As things stand, however, 900,000 people have made no pension provision whatsoever.
This means that at present it takes 4.3 workers to fund each pensioner in the country.
Worryingly, this scenario is steadily getting worse and by 2026 the burden will fall on the shoulders of two workers paying for every pensioner. So low will the ratio be by 2056 that 1.4 workers will end up paying for each pensioner.
Unfortunately, most people’s eyes tend to glaze over when pensions are mentioned, but the economic implications of the above figures are so frightening they cannot be ignored.
Predictably, this crisis in the making dominated yesterday’s launch of the National Pensions Review, which recommends major changes with the aim of boosting personal retirement packages.
But since the decision is ultimately not Mr Brennan’s to make, he intends holding ‘discussions’ with Finance Minister Brian Cowen, who has already indicated he would consider bringing forward measures in the upcoming Finance Bill to address the vital question of pension coverage.
These “tough talking” ministerial sessions will strongly influence one of the most far-reaching decisions likely to be made by this or any other Government.
Potential solutions range from an SSIA-type scheme outlined in the report to a novel idea involving what Mr Brennan calls “soft mandatory pensions” for the entire population.
If a savings scheme were introduced, the Government could match personal investments in pensions on a euro-by-euro basis.
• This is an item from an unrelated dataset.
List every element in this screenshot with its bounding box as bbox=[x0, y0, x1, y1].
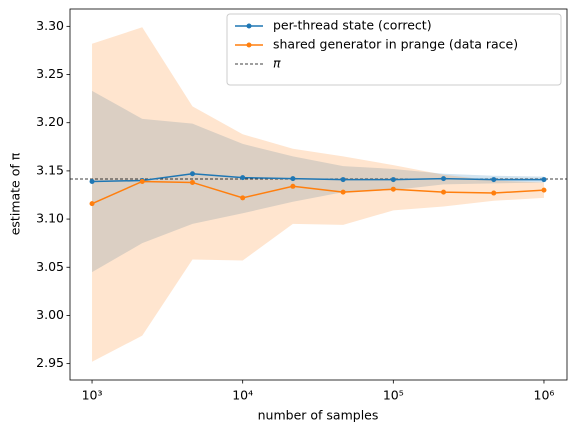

Alternatively, savings could be ploughed into pensions under tax relief incentives.
Other possibilities include allowing people take lump sums out of their pensions before the age of 45. The notion of increasing tax relief for personal contributions from low earners is also on the cards.
Intriguingly, Mr Brennan is known to favour the concept of soft mandatory pensions similar to an Australian system requiring that everyone enters a pension scheme by law. While they can opt out later, the scheme ensures the population is covered.
Significantly, Mr Brennan has asked the pension group to go back to the drawing board with a view to producing a view on the Australian system.
The outlook is that two out every three citizens in the pension age bracket will become totally reliant on a State pension. Ominously, with people living longer, many are now facing into their latter years with only the State pension to fall back on.
But with a new Pension Board in place, and an election looming, this explosive issue is in danger of being put on the long finger again.
Arguably, an SSIA-style scheme, which has proven effective if costly, warrants consideration as a stopgap way of encouraging vulnerable people to invest in their pensions before it is too late.